You need to exclusively access the prop using the function and there's no way to restrict access through record accessors.

Side note on GADT

The same technique can be done without GADT if you want to use variant. This uses phantom variable to carry the type witness. Haskell uses this a lot with Proxy type.

type proxy<'a> = Proxy

type property =
  | Src
  | MaskAngle

let getProperty = (metadata: metadata, prop: property, proxy: proxy<'a>): 'a => {..}

// usage
let stringProxy: proxy<string> = Proxy

getProperty(metadata, Src, stringProxy)

Of course, you'd need to find a way to make sure that Src only can be used with proxy<string>.

With GADT, this can be concisely done. It's just worth mentioning here that alternative approach exists.

Approach #3 - Decoder

Another approach is to write a JSON decoder where each backward-compatible field needs to be decoded manually.

type metadata = {
  src: string,
  mask: string,
  maskAngle: float,
}

let default = {
  src: "/static/images/image-placeholder.jpg",
  mask: "/static/images/editor/stroke-01.svg",
  maskAngle: 0.,
}

@get @return(nullable) external js_metadata: t => option<metadata> = "metadata"
@set external setMetadata: (t, metadata) => unit = "metadata"

let metadata = (obj: t) => {
  let meta = js_metadata(obj)->Belt.Option.getWithDefault(default)
  let json = Obj.magic(meta) // it's fine because it is essentially same

  // Handle backward compatibility
  let decode = () => {
    ...meta,
    maskAngle: Aeson.Decode.optionalField(
      "maskAngle",
      Aeson.Decode.float,
      json,
    )->Belt.Option.getWithDefault(0.),
  }

  switch decode() {
  | v => v
  | exception Aeson.Decode.DecodeError(_) => meta
  }
}

This approach uses some "unsafe" code like Obj.magic that basically tell the compiler that an apple is an orange. This is fine our case because the underneath object is the same. It's only needed here to avoid decoding the whole object that we can guarantee its structure.

The code is very concise and the best part is that you can use the record normally without having to abstract the getter/setter into different functions.

This is the approach that I settled with at the end.

Other consideration

I also thought about using Proxy. If you don't need to support IE, most modern browsers support this feature.
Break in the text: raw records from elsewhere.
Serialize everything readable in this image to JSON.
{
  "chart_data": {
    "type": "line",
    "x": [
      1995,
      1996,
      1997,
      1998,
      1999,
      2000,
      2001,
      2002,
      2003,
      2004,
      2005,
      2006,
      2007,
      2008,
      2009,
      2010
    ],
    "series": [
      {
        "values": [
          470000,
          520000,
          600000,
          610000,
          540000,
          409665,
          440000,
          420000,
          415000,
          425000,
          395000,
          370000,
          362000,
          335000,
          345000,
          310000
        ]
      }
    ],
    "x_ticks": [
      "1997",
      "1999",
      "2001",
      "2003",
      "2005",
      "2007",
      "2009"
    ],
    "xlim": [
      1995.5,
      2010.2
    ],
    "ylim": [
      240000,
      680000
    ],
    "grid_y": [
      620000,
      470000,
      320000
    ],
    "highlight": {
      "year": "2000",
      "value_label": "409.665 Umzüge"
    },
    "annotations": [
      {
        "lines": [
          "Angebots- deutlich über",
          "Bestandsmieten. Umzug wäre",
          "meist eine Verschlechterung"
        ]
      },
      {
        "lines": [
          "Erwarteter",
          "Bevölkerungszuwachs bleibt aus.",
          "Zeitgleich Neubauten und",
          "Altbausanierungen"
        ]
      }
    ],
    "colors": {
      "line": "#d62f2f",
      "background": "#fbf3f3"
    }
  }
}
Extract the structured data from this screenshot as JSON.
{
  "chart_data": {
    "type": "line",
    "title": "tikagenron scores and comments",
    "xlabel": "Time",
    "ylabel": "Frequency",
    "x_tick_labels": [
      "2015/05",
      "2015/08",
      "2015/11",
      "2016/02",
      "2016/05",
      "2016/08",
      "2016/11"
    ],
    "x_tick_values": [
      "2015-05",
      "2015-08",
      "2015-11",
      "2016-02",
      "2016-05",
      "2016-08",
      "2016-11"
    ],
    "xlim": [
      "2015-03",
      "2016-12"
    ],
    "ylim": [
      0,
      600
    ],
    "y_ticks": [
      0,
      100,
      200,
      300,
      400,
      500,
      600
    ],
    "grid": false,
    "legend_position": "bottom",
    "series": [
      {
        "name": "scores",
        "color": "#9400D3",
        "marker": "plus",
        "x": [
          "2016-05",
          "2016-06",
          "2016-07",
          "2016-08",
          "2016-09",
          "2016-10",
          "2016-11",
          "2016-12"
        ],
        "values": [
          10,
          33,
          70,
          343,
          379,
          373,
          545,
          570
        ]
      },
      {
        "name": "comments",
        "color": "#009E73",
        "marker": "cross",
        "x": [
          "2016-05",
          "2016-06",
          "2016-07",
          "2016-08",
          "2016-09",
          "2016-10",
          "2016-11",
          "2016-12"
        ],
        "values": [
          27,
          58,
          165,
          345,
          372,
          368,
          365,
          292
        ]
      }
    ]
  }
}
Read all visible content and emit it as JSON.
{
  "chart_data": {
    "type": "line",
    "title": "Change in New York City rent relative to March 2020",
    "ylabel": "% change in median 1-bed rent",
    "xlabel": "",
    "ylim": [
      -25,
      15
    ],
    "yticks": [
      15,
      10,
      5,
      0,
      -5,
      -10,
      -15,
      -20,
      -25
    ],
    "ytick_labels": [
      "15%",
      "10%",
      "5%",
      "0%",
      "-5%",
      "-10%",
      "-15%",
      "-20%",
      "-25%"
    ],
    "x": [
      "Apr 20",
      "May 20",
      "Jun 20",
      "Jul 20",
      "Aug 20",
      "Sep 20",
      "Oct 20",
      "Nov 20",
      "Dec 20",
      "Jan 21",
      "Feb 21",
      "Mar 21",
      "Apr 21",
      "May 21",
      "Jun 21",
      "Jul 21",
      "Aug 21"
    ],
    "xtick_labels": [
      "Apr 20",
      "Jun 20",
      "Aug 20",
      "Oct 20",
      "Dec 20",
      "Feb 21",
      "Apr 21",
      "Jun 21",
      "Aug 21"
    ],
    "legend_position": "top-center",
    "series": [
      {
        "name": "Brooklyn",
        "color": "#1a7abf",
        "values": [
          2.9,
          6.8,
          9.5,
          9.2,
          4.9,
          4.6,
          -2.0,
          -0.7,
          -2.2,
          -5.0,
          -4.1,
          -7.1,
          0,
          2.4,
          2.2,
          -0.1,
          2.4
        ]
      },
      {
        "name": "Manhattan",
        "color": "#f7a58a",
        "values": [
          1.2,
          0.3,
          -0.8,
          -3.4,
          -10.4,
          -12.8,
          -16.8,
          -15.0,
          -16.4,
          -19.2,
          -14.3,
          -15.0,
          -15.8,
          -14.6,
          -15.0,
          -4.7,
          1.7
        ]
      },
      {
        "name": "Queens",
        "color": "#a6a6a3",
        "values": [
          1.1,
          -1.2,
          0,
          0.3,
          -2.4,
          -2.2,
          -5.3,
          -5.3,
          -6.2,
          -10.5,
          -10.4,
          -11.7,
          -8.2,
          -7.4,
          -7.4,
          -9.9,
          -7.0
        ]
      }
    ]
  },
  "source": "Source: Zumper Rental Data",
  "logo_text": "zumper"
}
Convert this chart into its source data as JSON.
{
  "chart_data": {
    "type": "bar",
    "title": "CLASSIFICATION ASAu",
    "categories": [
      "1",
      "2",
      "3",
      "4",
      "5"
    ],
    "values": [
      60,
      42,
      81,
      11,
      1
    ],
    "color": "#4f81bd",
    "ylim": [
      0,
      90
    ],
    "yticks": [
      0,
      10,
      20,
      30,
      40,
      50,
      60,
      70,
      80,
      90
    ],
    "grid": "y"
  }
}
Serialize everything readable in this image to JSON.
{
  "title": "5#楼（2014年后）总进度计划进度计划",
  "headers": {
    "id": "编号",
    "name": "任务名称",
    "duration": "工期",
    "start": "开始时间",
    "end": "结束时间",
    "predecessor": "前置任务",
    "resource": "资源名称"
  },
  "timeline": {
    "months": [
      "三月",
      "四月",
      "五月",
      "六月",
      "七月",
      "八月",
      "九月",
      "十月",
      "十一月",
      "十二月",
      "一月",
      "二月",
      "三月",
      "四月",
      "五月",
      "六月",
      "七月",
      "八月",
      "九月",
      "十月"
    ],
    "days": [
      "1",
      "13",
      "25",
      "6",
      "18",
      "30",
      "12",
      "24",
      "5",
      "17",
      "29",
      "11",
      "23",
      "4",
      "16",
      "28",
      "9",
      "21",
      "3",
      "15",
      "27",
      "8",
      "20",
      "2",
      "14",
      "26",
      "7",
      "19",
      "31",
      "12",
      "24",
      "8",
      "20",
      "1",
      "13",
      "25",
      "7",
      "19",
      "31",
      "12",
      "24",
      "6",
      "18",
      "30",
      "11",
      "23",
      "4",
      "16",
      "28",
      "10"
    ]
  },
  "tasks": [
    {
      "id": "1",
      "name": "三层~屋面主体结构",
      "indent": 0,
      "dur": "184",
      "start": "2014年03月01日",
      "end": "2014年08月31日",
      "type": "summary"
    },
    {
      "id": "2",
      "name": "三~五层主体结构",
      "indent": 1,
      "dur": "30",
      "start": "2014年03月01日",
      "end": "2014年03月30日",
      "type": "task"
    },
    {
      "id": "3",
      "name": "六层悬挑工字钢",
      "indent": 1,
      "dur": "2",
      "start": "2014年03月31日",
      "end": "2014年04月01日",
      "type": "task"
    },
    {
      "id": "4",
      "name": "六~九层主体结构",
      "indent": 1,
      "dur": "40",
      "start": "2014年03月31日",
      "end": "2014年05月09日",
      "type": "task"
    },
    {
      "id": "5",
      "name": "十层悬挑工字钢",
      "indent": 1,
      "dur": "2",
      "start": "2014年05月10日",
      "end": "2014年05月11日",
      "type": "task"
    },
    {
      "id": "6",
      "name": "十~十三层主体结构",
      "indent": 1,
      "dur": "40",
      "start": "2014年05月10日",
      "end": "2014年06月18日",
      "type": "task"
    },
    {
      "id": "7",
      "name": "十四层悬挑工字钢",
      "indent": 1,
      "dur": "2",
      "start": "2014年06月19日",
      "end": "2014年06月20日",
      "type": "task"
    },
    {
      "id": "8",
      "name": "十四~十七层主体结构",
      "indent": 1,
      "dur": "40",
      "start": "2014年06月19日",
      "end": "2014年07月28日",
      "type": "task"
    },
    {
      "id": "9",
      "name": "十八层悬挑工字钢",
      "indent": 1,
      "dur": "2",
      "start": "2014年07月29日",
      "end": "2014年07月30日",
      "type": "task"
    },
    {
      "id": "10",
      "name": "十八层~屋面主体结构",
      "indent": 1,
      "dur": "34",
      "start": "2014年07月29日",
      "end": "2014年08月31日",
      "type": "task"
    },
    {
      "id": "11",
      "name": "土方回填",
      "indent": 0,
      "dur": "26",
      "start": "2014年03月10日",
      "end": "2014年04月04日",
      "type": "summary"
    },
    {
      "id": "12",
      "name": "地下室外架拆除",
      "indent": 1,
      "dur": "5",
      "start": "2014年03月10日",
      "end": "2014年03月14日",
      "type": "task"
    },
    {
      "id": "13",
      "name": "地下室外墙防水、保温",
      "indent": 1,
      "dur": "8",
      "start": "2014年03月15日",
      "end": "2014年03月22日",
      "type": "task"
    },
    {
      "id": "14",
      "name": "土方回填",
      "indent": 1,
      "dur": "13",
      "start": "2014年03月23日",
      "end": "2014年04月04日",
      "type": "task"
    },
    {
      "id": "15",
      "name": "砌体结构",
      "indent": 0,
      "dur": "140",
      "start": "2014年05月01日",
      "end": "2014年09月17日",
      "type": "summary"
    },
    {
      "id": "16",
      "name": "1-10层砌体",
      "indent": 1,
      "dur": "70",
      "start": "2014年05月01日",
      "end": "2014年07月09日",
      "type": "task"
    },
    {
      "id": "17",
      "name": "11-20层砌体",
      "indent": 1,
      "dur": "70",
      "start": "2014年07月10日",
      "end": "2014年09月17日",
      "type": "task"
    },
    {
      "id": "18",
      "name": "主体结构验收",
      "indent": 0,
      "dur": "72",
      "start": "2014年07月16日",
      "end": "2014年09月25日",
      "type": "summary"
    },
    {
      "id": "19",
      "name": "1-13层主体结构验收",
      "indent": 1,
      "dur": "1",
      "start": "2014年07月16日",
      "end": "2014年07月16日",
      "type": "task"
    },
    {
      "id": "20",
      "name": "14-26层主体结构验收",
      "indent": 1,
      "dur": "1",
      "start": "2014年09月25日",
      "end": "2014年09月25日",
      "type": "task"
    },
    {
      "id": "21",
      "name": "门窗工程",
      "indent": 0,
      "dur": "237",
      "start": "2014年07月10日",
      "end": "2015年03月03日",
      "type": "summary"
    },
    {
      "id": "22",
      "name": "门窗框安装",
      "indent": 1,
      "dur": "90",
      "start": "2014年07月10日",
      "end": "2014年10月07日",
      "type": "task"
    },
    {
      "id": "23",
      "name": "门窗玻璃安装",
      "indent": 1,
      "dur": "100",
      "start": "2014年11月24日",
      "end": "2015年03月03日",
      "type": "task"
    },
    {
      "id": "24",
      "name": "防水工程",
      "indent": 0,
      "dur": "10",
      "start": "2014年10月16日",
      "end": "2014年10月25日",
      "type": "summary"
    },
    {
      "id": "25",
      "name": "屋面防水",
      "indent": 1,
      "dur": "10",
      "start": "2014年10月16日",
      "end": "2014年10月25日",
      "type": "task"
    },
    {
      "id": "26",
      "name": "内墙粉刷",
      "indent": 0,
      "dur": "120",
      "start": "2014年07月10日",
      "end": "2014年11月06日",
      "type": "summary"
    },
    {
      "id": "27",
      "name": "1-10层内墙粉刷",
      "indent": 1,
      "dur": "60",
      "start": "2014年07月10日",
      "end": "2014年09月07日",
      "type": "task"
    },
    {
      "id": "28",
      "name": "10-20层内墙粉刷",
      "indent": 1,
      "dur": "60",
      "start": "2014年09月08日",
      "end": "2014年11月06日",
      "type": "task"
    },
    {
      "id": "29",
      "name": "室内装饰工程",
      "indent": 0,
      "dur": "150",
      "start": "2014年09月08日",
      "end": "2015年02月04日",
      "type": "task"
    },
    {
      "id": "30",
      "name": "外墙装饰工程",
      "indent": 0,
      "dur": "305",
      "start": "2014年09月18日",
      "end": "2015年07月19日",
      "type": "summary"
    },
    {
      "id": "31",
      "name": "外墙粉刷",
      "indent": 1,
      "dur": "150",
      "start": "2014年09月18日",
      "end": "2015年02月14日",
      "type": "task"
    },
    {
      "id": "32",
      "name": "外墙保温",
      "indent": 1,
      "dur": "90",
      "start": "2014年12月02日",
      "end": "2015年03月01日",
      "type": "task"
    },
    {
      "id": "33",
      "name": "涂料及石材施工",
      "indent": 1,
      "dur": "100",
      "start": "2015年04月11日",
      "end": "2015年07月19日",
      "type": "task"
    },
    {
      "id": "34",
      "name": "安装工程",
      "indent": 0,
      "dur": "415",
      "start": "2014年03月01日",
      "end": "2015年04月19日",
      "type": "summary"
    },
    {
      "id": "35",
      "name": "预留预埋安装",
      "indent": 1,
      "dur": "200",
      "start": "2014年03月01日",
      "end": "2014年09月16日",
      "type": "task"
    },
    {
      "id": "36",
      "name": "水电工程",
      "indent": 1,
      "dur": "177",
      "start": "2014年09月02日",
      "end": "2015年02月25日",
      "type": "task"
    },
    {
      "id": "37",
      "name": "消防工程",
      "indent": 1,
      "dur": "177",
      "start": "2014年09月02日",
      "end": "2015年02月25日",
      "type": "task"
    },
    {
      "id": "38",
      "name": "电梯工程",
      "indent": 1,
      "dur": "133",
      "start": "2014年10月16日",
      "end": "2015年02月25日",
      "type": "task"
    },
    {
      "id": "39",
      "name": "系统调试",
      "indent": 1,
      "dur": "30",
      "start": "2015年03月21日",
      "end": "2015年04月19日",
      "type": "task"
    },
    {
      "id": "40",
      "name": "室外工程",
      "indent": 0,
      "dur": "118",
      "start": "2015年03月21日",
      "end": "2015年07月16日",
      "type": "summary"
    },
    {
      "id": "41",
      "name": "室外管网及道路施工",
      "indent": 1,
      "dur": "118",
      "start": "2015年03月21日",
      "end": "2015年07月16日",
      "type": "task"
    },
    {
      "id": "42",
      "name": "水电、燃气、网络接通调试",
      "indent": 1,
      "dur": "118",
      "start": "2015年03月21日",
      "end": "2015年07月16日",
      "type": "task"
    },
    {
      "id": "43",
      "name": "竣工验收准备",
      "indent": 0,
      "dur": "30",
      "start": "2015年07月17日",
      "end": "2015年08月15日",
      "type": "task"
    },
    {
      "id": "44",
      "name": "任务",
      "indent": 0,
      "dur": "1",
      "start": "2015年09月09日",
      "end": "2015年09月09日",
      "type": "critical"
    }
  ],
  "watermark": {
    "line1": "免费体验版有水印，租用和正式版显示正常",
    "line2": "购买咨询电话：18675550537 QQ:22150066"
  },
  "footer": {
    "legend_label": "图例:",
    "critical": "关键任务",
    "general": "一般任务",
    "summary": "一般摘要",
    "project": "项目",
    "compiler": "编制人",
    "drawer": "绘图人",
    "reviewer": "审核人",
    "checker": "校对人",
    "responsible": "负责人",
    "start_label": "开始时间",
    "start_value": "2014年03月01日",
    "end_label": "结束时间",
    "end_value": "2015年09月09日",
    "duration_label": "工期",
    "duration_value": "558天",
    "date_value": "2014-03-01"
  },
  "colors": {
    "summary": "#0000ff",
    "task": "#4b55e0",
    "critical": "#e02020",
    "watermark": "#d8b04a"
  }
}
It allows you to write handlers for traps that you choose. One of the supported traps is get in which your handler function gets called when any of the object properties is accessed. But again, even with this approach it'd ended up like approach #1 or #2 in order to create a type safe API.

Anyway, that's all I have. I hope that you find this design exploration useful. Sometimes, it takes a few designs to come up with a design that you're satisfied with.